What is the benefit of inlining methods with `yield`?

I’m trying to understand the benefits of the method inlining that comes with using a method that yields. Is it compile-time performance? Runtime performance? A secret third thing?

The reason I’m thinking about this is that I keep running into problems where a method that yields cannot be recursive (it would inline infinitely) and captured blocks can’t have code that yields inside of them. I understand this pretty well, but I don’t understand why the distinction exists in the first place. I assumed it was for runtime performance, but LLVM already does automatic inlining, so maybe there are aspects I’m missing.

@asterite should have the actual answer.

I think it’s not much a benefit but a requirement to implement blocks in Crystal, especially with the next and break statements.

2 Likes

IIRC the motivation was partially runtime performance to avoid the cost of calling a method when using methods like #each that mimics iteration.
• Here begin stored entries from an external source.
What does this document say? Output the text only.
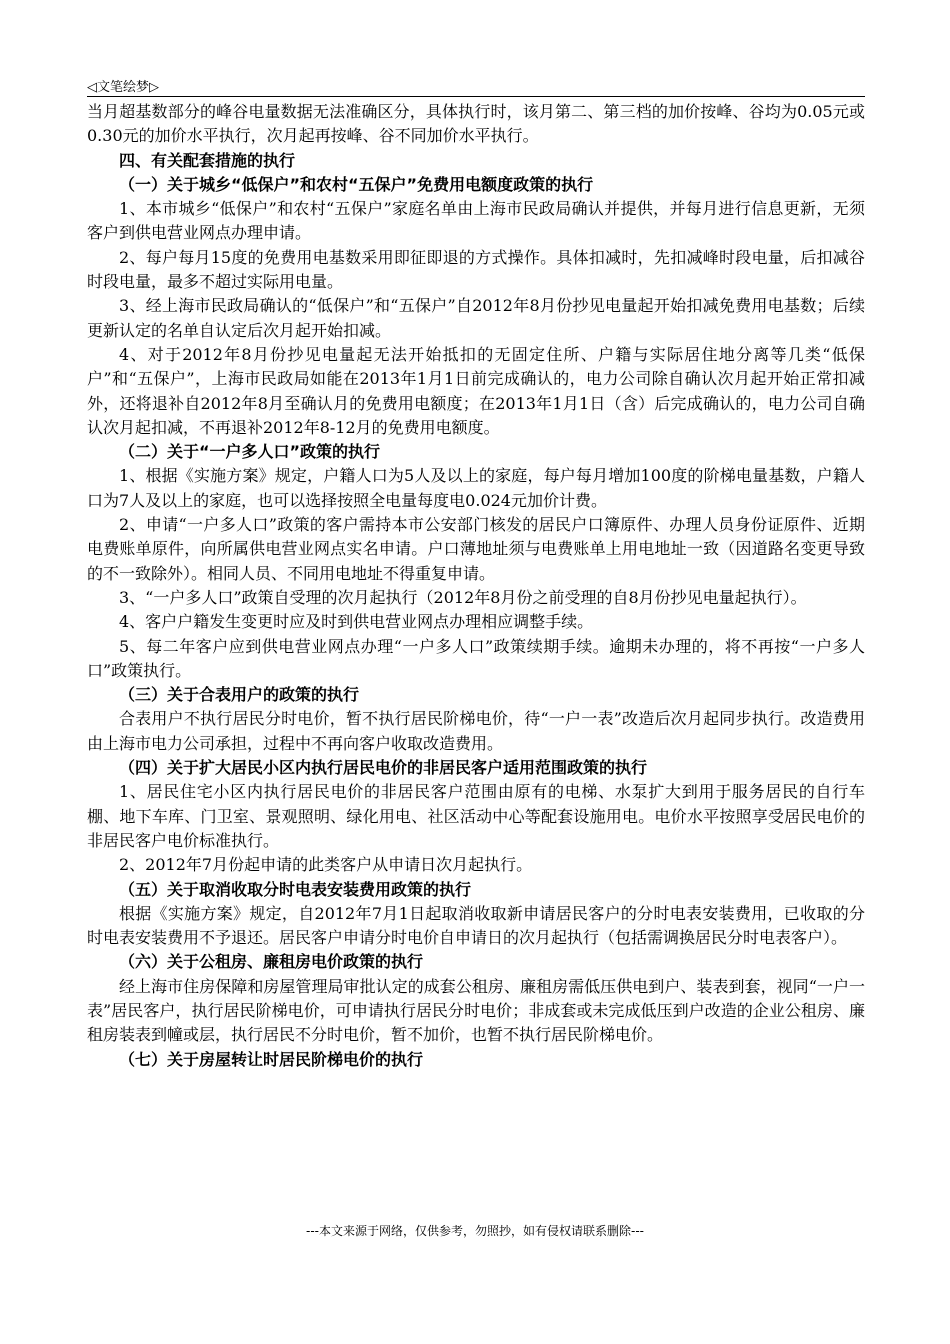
◁文笔绘梦▷

当月超基数部分的峰谷电量数据无法准确区分，具体执行时，该月第二、第三档的加价按峰、谷均为0.05元或0.30元的加价水平执行，次月起再按峰、谷不同加价水平执行。

四、有关配套措施的执行

（一）关于城乡“低保户”和农村“五保户”免费用电额度政策的执行

1、本市城乡“低保户”和农村“五保户”家庭名单由上海市民政局确认并提供，并每月进行信息更新，无须客户到供电营业网点办理申请。

2、每户每月15度的免费用电基数采用即征即退的方式操作。具体扣减时，先扣减峰时段电量，后扣减谷时段电量，最多不超过实际用电量。

3、经上海市民政局确认的“低保户”和“五保户”自2012年8月份抄见电量起开始扣减免费用电基数；后续更新认定的名单自认定后次月起开始扣减。

4、对于2012年8月份抄见电量起无法开始抵扣的无固定住所、户籍与实际居住地分离等几类“低保户”和“五保户”，上海市民政局如能在2013年1月1日前完成确认的，电力公司除自确认次月起开始正常扣减外，还将退补自2012年8月至确认月的免费用电额度；在2013年1月1日（含）后完成确认的，电力公司自确认次月起扣减，不再退补2012年8-12月的免费用电额度。

（二）关于“一户多人口”政策的执行

1、根据《实施方案》规定，户籍人口为5人及以上的家庭，每户每月增加100度的阶梯电量基数，户籍人口为7人及以上的家庭，也可以选择按照全电量每度电0.024元加价计费。

2、申请“一户多人口”政策的客户需持本市公安部门核发的居民户口簿原件、办理人员身份证原件、近期电费账单原件，向所属供电营业网点实名申请。户口薄地址须与电费账单上用电地址一致（因道路名变更导致的不一致除外）。相同人员、不同用电地址不得重复申请。

3、“一户多人口”政策自受理的次月起执行（2012年8月份之前受理的自8月份抄见电量起执行）。

4、客户户籍发生变更时应及时到供电营业网点办理相应调整手续。

5、每二年客户应到供电营业网点办理“一户多人口”政策续期手续。逾期未办理的，将不再按“一户多人口”政策执行。

（三）关于合表用户的政策的执行

合表用户不执行居民分时电价，暂不执行居民阶梯电价，待“一户一表”改造后次月起同步执行。改造费用由上海市电力公司承担，过程中不再向客户收取改造费用。

（四）关于扩大居民小区内执行居民电价的非居民客户适用范围政策的执行

1、居民住宅小区内执行居民电价的非居民客户范围由原有的电梯、水泵扩大到用于服务居民的自行车棚、地下车库、门卫室、景观照明、绿化用电、社区活动中心等配套设施用电。电价水平按照享受居民电价的非居民客户电价标准执行。

2、2012年7月份起申请的此类客户从申请日次月起执行。

（五）关于取消收取分时电表安装费用政策的执行

根据《实施方案》规定，自2012年7月1日起取消收取新申请居民客户的分时电表安装费用，已收取的分时电表安装费用不予退还。居民客户申请分时电价自申请日的次月起执行（包括需调换居民分时电表客户）。

（六）关于公租房、廉租房电价政策的执行

经上海市住房保障和房屋管理局审批认定的成套公租房、廉租房需低压供电到户、装表到套，视同“一户一表”居民客户，执行居民阶梯电价，可申请执行居民分时电价；非成套或未完成低压到户改造的企业公租房、廉租房装表到幢或层，执行居民不分时电价，暂不加价，也暂不执行居民阶梯电价。

（七）关于房屋转让时居民阶梯电价的执行

---本文来源于网络，仅供参考，勿照抄，如有侵权请联系删除---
So yes, inlining. This also allows to keep direct access of variables of the caller in the stack as opposed to have a reference to them in the closure block.

But also, when the block has no type restriction it was convenient for the compiler implementation to have it this way. Maybe this is more historical, not completely sure. But at the very beginning I think we didn’t even have &block syntax and it was only the yield that marked the method. As such there was no type restriction.

Although all methods are like “C++ templates”, the yielding are even more because of this. That was my lame mental model at the very beginning.

One drawback of this approach is that we don’t reutilize typing and codegen of the yielding methods.

1 Like

I guess that means it’s even adverse to compile-time performance :person_shrugging:

Oh yeah. next and break are definitely a constraint.

Do next and break not work with captured blocks? I thought they did but I don’t use them enough to remember off the top of my head.

Next yes. Break and return no.

https://crystal-lang.org/reference/1.13/syntax_and_semantics/capturing_blocks.html#break-and-next

1 Like

Fascinating, I’ve somehow never noticed (or maybe forgot about?) this distinction.

I think something just clicked for me that hadn’t before. It seems break is really about escaping the underlying while loop (or similar construct) once all the layers of blocks are unrolled?

I actually had this as a followup question in mind in posting this thread. Basically, whether it could speed up compilation times if we replaced yield entirely with captured blocks so we wouldn’t have to recompile the each method every time an Enumerable method was called. But break and return are too valuable to give up in blocks, so if that can’t be implemented without yield it’s a moot point.

If we would compile using some kind of CPS (Continuation-passing style - Wikipedia) I think we could compile once and reuse them. But the cost is that the runtime will be heavier probably. I don’t think llvm ir supports cps directly so we will need to represent them. Maybe MLIR have some support for them but that would be an entire different backend for the compiler.

Hum, naive thinking here, but… could blocks have some special signature? For example pass the control flow through the return type (and pass the return value as an out arg). Like success=0, next=-1, break=-2, return=-3, …

(Foo) -> Bar
fun (Bar*, Foo) : Int32

Then yield becomes a case and the state should bubble up until it’s meaningful and handled? Well, that’s probably where the naive thinking gets kicked by reality :sweat_smile:

Note: compiling with optimizations should still inline the blocks.

1 Like

The main thing about yield is that doing return inside it returns from the outer method. That’s not the case with closures or lambdas in general. In Ruby (and our interpreter too, if I remember correctly) that’s implemente with some thing similar to exceptions, but that’s slower than inlining.

1 Like

I’ve wondered in the past about merging procs and blocks by having blocks return a union type (T | Break | Next | Return), and have the compiler build the boilerplate code to handle it. IIRC it gets complicated quite easily, and certainly wouldn’t be as performant, but it would be nice from the perspective of semantics “a block is just a proc with control operators”.